Kişinin geçirdiği her türlü dönüşüm, beyindeki el Bâis ismi özelliği kapsamında gerçekleşir.

“Her nefs, ölümü tadacaktır! Sonra bize döndürüleceksiniz!” (29.Ankebût: 57) âyeti, bedensel ölümü kesinleşmiş olanların, zorunlu olarak yüksek farkındalığı oluşturan bir üst yaşama geçeceklerini anlatır.

Bu ara ölüme yakın deneyimler (near death experience) ve beden dışı deneyimler (out of body experience) ise bu üst yaşam biçimine geçişi tam olarak sağlamadığı için, kişilik dönüşümü kapsamına girmez. Tekrar ediyorum, geçirilen her dönüşümün ardından önceki yaşama dönüş yolu kapanmıştır!

Risâlet, Nübüvvet ve Velâyet dahi bedensel ölüm gibi, beynimizdeki El Bâis ismi özelliğinden kaynaklanan yüksek kişilik dönüşümleridir. Tek farkla ki, bu zevat bedensel ölümü tatmadan önce, (ölüm sonrası yaşamın tüm aşamalarını kapsayan) şuur boyutu yaşamına geçerler.

“Kesinlikle bilin! Allâh Veliyy’lerine korku yoktur ve onlar mahzun da olmazlar” (10.Yûnus:62) âyeti, bu zevat için söylenmiştir.
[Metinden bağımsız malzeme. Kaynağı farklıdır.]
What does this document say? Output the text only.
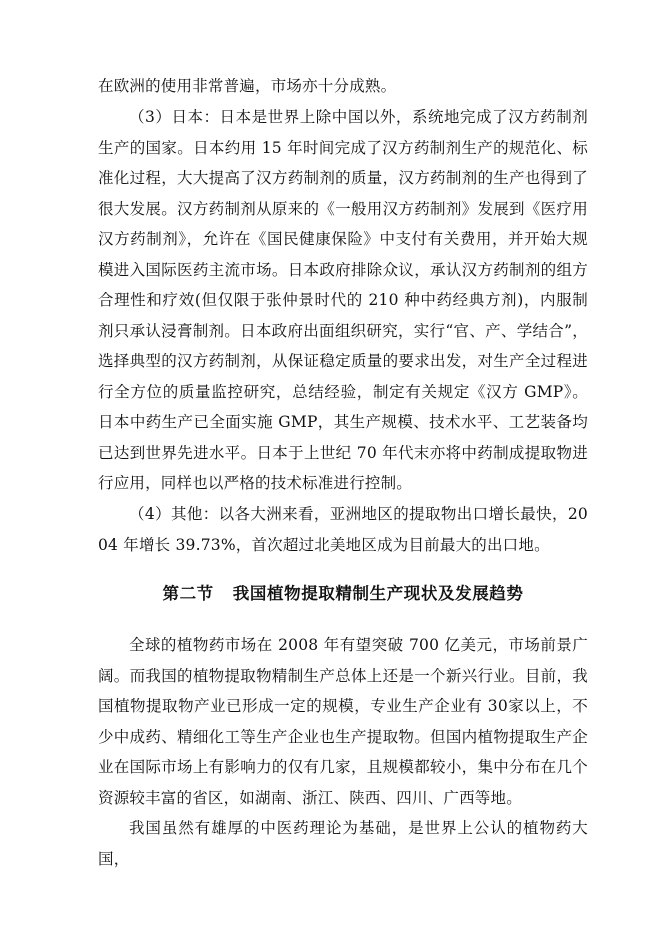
在欧洲的使用非常普遍，市场亦十分成熟。

（3）日本：日本是世界上除中国以外，系统地完成了汉方药制剂生产的国家。日本约用 15 年时间完成了汉方药制剂生产的规范化、标准化过程，大大提高了汉方药制剂的质量，汉方药制剂的生产也得到了很大发展。汉方药制剂从原来的《一般用汉方药制剂》发展到《医疗用汉方药制剂》，允许在《国民健康保险》中支付有关费用，并开始大规模进入国际医药主流市场。日本政府排除众议，承认汉方药制剂的组方合理性和疗效(但仅限于张仲景时代的 210 种中药经典方剂)，内服制剂只承认浸膏制剂。日本政府出面组织研究，实行“官、产、学结合”，选择典型的汉方药制剂，从保证稳定质量的要求出发，对生产全过程进行全方位的质量监控研究，总结经验，制定有关规定《汉方 GMP》。日本中药生产已全面实施 GMP，其生产规模、技术水平、工艺装备均已达到世界先进水平。日本于上世纪 70 年代末亦将中药制成提取物进行应用，同样也以严格的技术标准进行控制。

（4）其他：以各大洲来看，亚洲地区的提取物出口增长最快，2004 年增长 39.73%，首次超过北美地区成为目前最大的出口地。

第二节   我国植物提取精制生产现状及发展趋势

全球的植物药市场在 2008 年有望突破 700 亿美元，市场前景广阔。而我国的植物提取物精制生产总体上还是一个新兴行业。目前，我国植物提取物产业已形成一定的规模，专业生产企业有 30家以上，不少中成药、精细化工等生产企业也生产提取物。但国内植物提取生产企业在国际市场上有影响力的仅有几家，且规模都较小，集中分布在几个资源较丰富的省区，如湖南、浙江、陕西、四川、广西等地。

我国虽然有雄厚的中医药理论为基础，是世界上公认的植物药大国，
Çünkü kişi zorunlu ölümün getireceği farkındalığı hazmedecek gerekli ruhsal gelişimi Dünya’daki yaşamında sağlayamamışsa, ölüm sonrası yaşama adapte olamamanın acı sonuçlarını yaşayacaktır. (4)

Umarım bu yazdıklarım bir nebze de olsa, ölüm ötesi yaşam gerçeğinin kapısını aralamamıza vesile olur.

Doğrusunu Allâh bilir.

 

(4) Ölüm ötesi yaşam hakkında detaylı bilgi isteyenlere, Üstadım Ahmed Hulûsi’nin konuyla ilgili yazılarını okumalarını öneririm.